Williams described the findings as evidence that depression is not a single brain disorder but rather a set of different disruptions in brain function. The study provides an objective, brain-based method to inform treatment choices—an important step toward personalized mental health care.
In prior work, the team showed that using fMRI to identify a “cognitive biotype” improved prediction of who would remit with standard antidepressant treatment—raising predictive accuracy from about 36% without imaging to about 63% with imaging. The researchers are now testing new treatments tailored to that cognitive biotype and expanding imaging studies to include more participants and a broader range of interventions, including medications not traditionally used for depression.
Further explorations of depression
The six biotypes also corresponded to differences in symptoms and task performance. For instance, the group with overactive cognitive regions showed higher anhedonia (reduced ability to feel pleasure) and poorer performance on executive function tests. Another biotype that responded well to talk therapy tended to perform well on some cognitive tasks despite making errors on executive tests.
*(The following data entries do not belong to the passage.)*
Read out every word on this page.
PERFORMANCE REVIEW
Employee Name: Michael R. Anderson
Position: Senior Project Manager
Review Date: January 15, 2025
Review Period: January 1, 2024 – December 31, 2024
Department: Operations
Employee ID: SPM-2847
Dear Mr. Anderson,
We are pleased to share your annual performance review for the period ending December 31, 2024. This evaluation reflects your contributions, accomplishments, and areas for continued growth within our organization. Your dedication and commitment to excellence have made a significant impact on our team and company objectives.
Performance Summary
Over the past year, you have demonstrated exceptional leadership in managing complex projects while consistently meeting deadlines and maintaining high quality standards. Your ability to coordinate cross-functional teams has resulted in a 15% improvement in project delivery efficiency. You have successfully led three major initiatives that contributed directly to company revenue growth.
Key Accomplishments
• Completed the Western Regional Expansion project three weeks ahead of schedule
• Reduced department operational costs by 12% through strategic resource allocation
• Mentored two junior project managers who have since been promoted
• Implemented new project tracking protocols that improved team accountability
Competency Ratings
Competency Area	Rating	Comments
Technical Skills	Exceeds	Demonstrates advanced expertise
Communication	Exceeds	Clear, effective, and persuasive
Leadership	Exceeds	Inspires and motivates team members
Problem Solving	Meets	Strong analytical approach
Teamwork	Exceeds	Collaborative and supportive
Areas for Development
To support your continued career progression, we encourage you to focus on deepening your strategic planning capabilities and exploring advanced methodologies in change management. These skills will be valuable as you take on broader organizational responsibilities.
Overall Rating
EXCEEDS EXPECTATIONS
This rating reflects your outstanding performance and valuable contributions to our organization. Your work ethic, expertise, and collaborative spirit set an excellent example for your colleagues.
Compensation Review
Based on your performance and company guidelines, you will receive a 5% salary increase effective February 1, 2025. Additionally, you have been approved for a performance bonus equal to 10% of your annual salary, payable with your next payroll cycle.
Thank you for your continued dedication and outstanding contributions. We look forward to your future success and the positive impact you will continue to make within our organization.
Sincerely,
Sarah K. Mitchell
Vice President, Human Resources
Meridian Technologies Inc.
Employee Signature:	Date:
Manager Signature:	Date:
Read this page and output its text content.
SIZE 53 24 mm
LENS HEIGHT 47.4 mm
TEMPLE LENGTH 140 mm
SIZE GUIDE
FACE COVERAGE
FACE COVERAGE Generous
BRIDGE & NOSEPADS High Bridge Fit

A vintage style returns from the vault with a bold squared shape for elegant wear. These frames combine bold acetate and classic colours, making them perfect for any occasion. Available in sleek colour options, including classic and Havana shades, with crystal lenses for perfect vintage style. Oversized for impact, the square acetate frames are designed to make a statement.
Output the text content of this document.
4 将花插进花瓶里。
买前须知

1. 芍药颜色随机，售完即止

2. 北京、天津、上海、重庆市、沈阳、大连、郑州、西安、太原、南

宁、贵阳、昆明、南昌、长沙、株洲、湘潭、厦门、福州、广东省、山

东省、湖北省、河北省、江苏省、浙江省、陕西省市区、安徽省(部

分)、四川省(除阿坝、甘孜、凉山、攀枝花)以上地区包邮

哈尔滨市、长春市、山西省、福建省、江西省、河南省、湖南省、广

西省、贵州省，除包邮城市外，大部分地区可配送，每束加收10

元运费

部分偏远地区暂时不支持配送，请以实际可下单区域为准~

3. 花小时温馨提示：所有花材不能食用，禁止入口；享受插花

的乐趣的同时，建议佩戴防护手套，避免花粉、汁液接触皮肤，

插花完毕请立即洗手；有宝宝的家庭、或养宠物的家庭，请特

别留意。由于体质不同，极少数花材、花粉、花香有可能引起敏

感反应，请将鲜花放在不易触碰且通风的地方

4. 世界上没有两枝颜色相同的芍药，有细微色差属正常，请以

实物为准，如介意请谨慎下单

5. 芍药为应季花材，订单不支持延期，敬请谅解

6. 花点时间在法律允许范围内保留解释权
One biotype did not show notable differences in the scanned regions compared with people without depression, suggesting there may be biological changes outside the regions examined or subtler dysfunction that current imaging did not capture.
Stanford investigators, including clinician-researchers such as Laura Hack, MD, PhD, are beginning to apply the imaging method in clinical practice under experimental protocols and are working to develop practical standards so other psychiatrists can adopt these tools. The goal is to get patients onto treatments most likely to help them as quickly as possible by using validated brain-function signatures.
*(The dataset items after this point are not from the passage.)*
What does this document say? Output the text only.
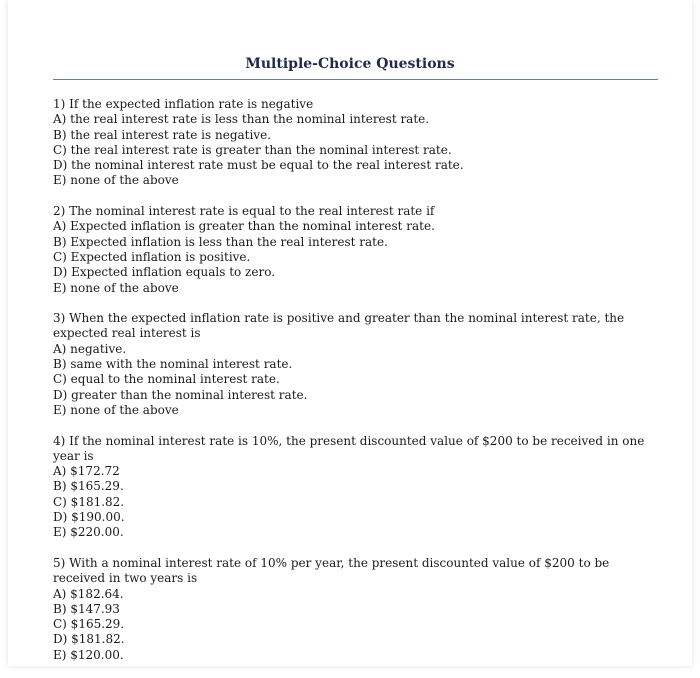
Multiple-Choice Questions
1) If the expected inflation rate is negative
A) the real interest rate is less than the nominal interest rate.
B) the real interest rate is negative.
C) the real interest rate is greater than the nominal interest rate.
D) the nominal interest rate must be equal to the real interest rate.
E) none of the above
2) The nominal interest rate is equal to the real interest rate if
A) Expected inflation is greater than the nominal interest rate.
B) Expected inflation is less than the real interest rate.
C) Expected inflation is positive.
D) Expected inflation equals to zero.
E) none of the above
3) When the expected inflation rate is positive and greater than the nominal interest rate, the expected real interest is
A) negative.
B) same with the nominal interest rate.
C) equal to the nominal interest rate.
D) greater than the nominal interest rate.
E) none of the above
4) If the nominal interest rate is 10%, the present discounted value of $200 to be received in one year is
A) $172.72
B) $165.29.
C) $181.82.
D) $190.00.
E) $220.00.
5) With a nominal interest rate of 10% per year, the present discounted value of $200 to be received in two years is
A) $182.64.
B) $147.93
C) $165.29.
D) $181.82.
E) $120.00.
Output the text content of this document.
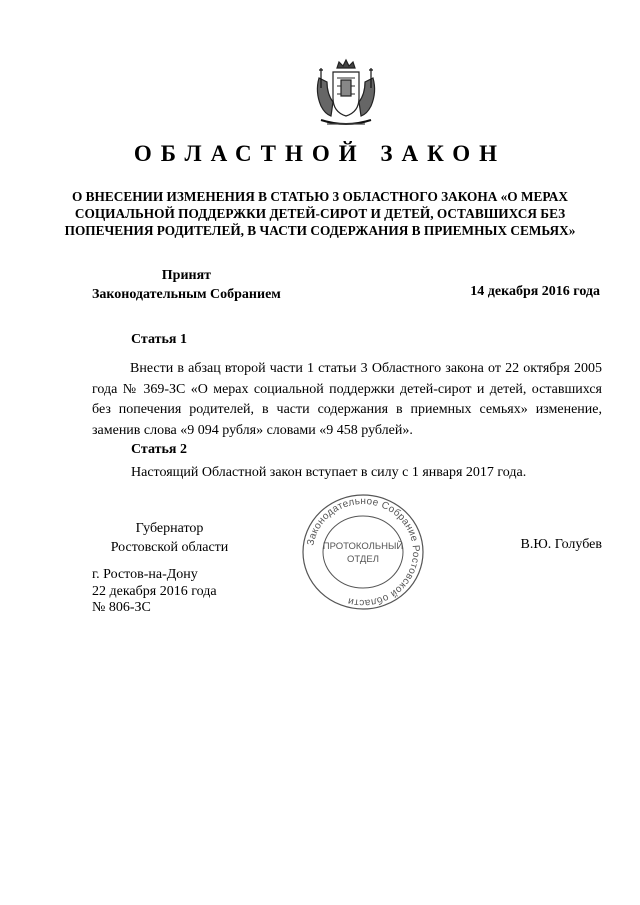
ОБЛАСТНОЙ ЗАКОН
О ВНЕСЕНИИ ИЗМЕНЕНИЯ В СТАТЬЮ 3 ОБЛАСТНОГО ЗАКОНА «О МЕРАХ СОЦИАЛЬНОЙ ПОДДЕРЖКИ ДЕТЕЙ-СИРОТ И ДЕТЕЙ, ОСТАВШИХСЯ БЕЗ ПОПЕЧЕНИЯ РОДИТЕЛЕЙ, В ЧАСТИ СОДЕРЖАНИЯ В ПРИЕМНЫХ СЕМЬЯХ»
Принят
Законодательным Собранием	14 декабря 2016 года
Статья 1
Внести в абзац второй части 1 статьи 3 Областного закона от 22 октября 2005 года № 369-ЗС «О мерах социальной поддержки детей-сирот и детей, оставшихся без попечения родителей, в части содержания в приемных семьях» изменение, заменив слова «9 094 рубля» словами «9 458 рублей».
Статья 2
Настоящий Областной закон вступает в силу с 1 января 2017 года.
Губернатор
Ростовской области	Законодательное Собрание Ростовской области
ПРОТОКОЛЬНЫЙ
ОТДЕЛ
В.Ю. Голубев
г. Ростов-на-Дону
22 декабря 2016 года
№ 806-ЗС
Collaborators on the study include researchers from Columbia University, Yale School of Medicine, UCLA, UC San Francisco, the University of Sydney, MD Anderson, and the University of Illinois Chicago. The datasets used were funded in part by the National Institutes of Health and by Brain Resource Ltd.
About this depression research news
Author: Lisa Kim
Source: Stanford
Contact: Lisa Kim – Stanford
Image: The image is credited to Neuroscience News
Original Research: Open access. “Personalized brain circuit scores identify clinically distinct biotypes in depression and anxiety” by Leanne Williams et al., Nature Medicine.
Abstract
Personalized brain circuit scores identify clinically distinct biotypes in depression and anxiety
There is an urgent need for quantitative measures that capture coherent neurobiological dysfunctions—or biotypes—to better stratify patients with depression and anxiety. The investigators used both resting-state and task-evoked fMRI data collected across multiple studies from 801 patients when treatment-free, and from 250 patients after randomization to pharmacotherapy or behavioral therapy.
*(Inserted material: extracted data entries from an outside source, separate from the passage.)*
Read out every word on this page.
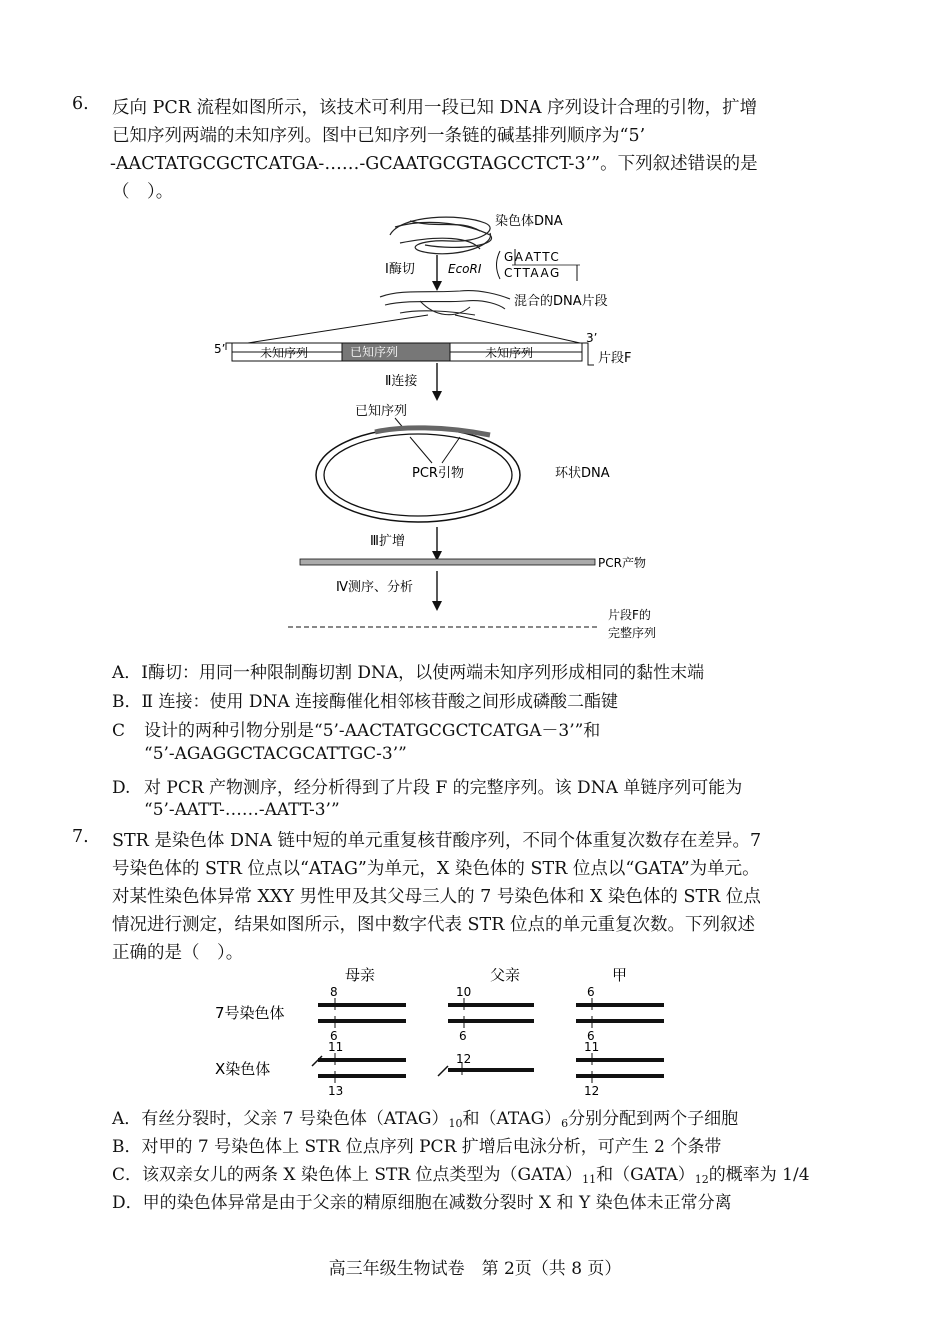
6. 反向 PCR 流程如图所示，该技术可利用一段已知 DNA 序列设计合理的引物，扩增
已知序列两端的未知序列。图中已知序列一条链的碱基排列顺序为“5’
-AACTATGCGCTCATGA-……-GCAATGCGTAGCCTCT-3’”。下列叙述错误的是
（　）。
染色体DNA
Ⅰ酶切	EcoRⅠ
GAATTC
CTTAAG
混合的DNA片段
5’
3’
未知序列	已知序列	未知序列	片段F
Ⅱ连接
已知序列
PCR引物	环状DNA
Ⅲ扩增
PCR产物
Ⅳ测序、分析
片段F的
完整序列
A．Ⅰ酶切：用同一种限制酶切割 DNA，以使两端未知序列形成相同的黏性末端
B．Ⅱ 连接：使用 DNA 连接酶催化相邻核苷酸之间形成磷酸二酯键
C 设计的两种引物分别是“5’-AACTATGCGCTCATGA－3’”和
“5’-AGAGGCTACGCATTGC-3’”
D. 对 PCR 产物测序，经分析得到了片段 F 的完整序列。该 DNA 单链序列可能为
“5’-AATT-……-AATT-3’”
7. STR 是染色体 DNA 链中短的单元重复核苷酸序列，不同个体重复次数存在差异。7
号染色体的 STR 位点以“ATAG”为单元，X 染色体的 STR 位点以“GATA”为单元。
对某性染色体异常 XXY 男性甲及其父母三人的 7 号染色体和 X 染色体的 STR 位点
情况进行测定，结果如图所示，图中数字代表 STR 位点的单元重复次数。下列叙述
正确的是（　）。
母亲	父亲	甲
7号染色体
X染色体
8
6
10
6
6
6
11
13
12
11
12
A．有丝分裂时，父亲 7 号染色体$(ATAG)_{10}$和$(ATAG)_6$分别分配到两个子细胞
B．对甲的 7 号染色体上 STR 位点序列 PCR 扩增后电泳分析，可产生 2 个条带
C．该双亲女儿的两条 X 染色体上 STR 位点类型为$(GATA)_{11}$和$(GATA)_{12}$的概率为 1/4
D．甲的染色体异常是由于父亲的精原细胞在减数分裂时 X 和 Y 染色体未正常分离
高三年级生物试卷　第 2页（共 8 页）
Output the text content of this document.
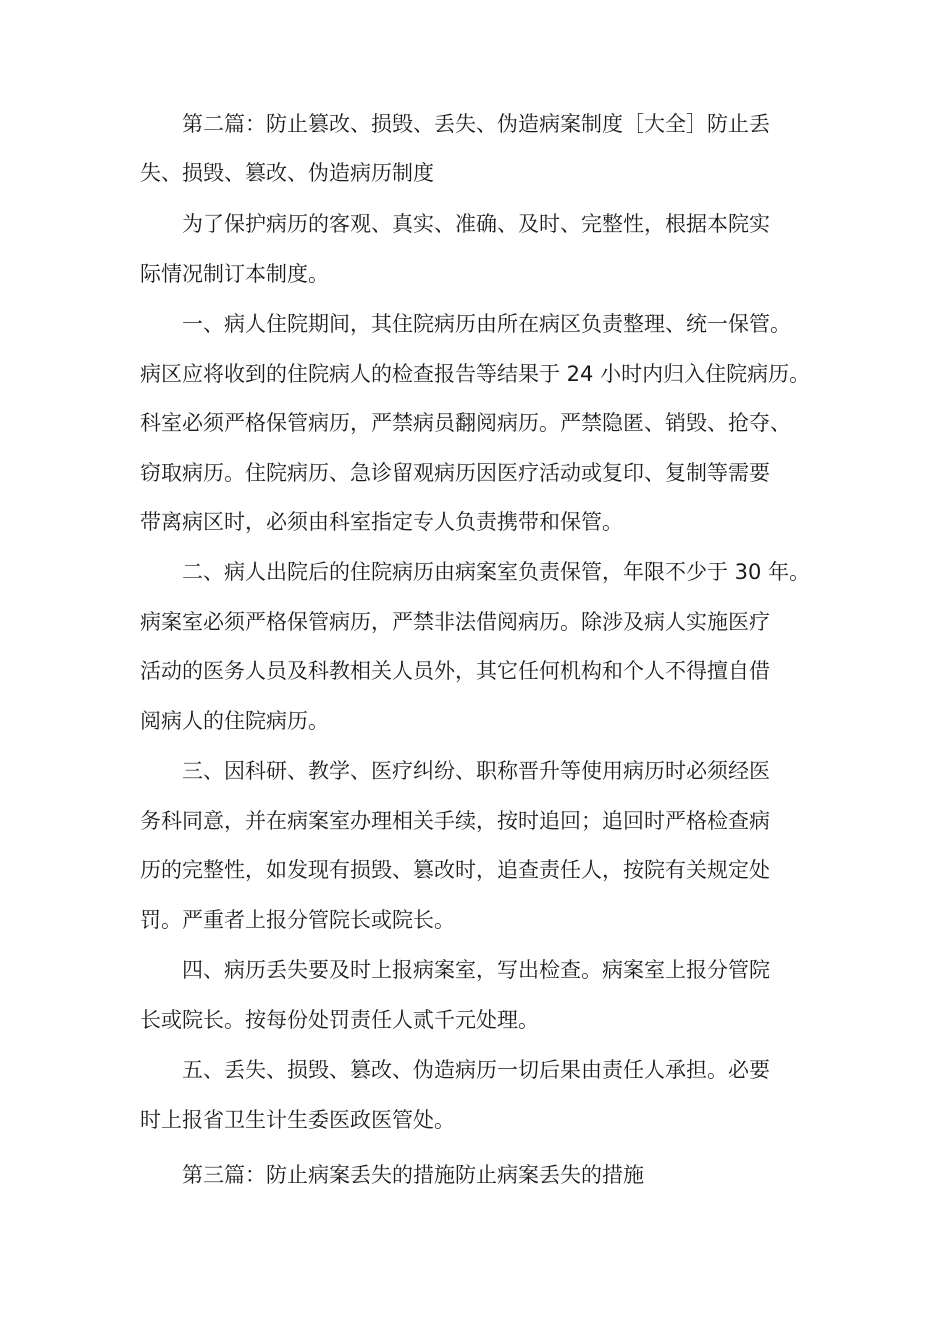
第二篇：防止篡改、损毁、丢失、伪造病案制度［大全］防止丢
失、损毁、篡改、伪造病历制度
为了保护病历的客观、真实、准确、及时、完整性，根据本院实
际情况制订本制度。
一、病人住院期间，其住院病历由所在病区负责整理、统一保管。
病区应将收到的住院病人的检查报告等结果于 24 小时内归入住院病历。
科室必须严格保管病历，严禁病员翻阅病历。严禁隐匿、销毁、抢夺、
窃取病历。住院病历、急诊留观病历因医疗活动或复印、复制等需要
带离病区时，必须由科室指定专人负责携带和保管。
二、病人出院后的住院病历由病案室负责保管，年限不少于 30 年。
病案室必须严格保管病历，严禁非法借阅病历。除涉及病人实施医疗
活动的医务人员及科教相关人员外，其它任何机构和个人不得擅自借
阅病人的住院病历。
三、因科研、教学、医疗纠纷、职称晋升等使用病历时必须经医
务科同意，并在病案室办理相关手续，按时追回；追回时严格检查病
历的完整性，如发现有损毁、篡改时，追查责任人，按院有关规定处
罚。严重者上报分管院长或院长。
四、病历丢失要及时上报病案室，写出检查。病案室上报分管院
长或院长。按每份处罚责任人贰千元处理。
五、丢失、损毁、篡改、伪造病历一切后果由责任人承担。必要
时上报省卫生计生委医政医管处。
第三篇：防止病案丢失的措施防止病案丢失的措施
From these data, the team derived personalized, interpretable scores of brain circuit dysfunction grounded in a theoretical taxonomy. Participants clustered into six biotypes defined by distinct profiles of intrinsic functional connectivity within the default mode, salience, and frontoparietal attention circuits, and by activation and connectivity in frontal and subcortical regions during emotional and cognitive tasks.
The six biotypes were consistent with the theoretical framework and differed in symptom patterns, behavioral test performance, and response to pharmacological and behavioral treatments. These results offer a theory-driven, clinically validated, and interpretable method to parse the biological heterogeneity of depression and anxiety and represent a promising approach to advance precision care in psychiatry.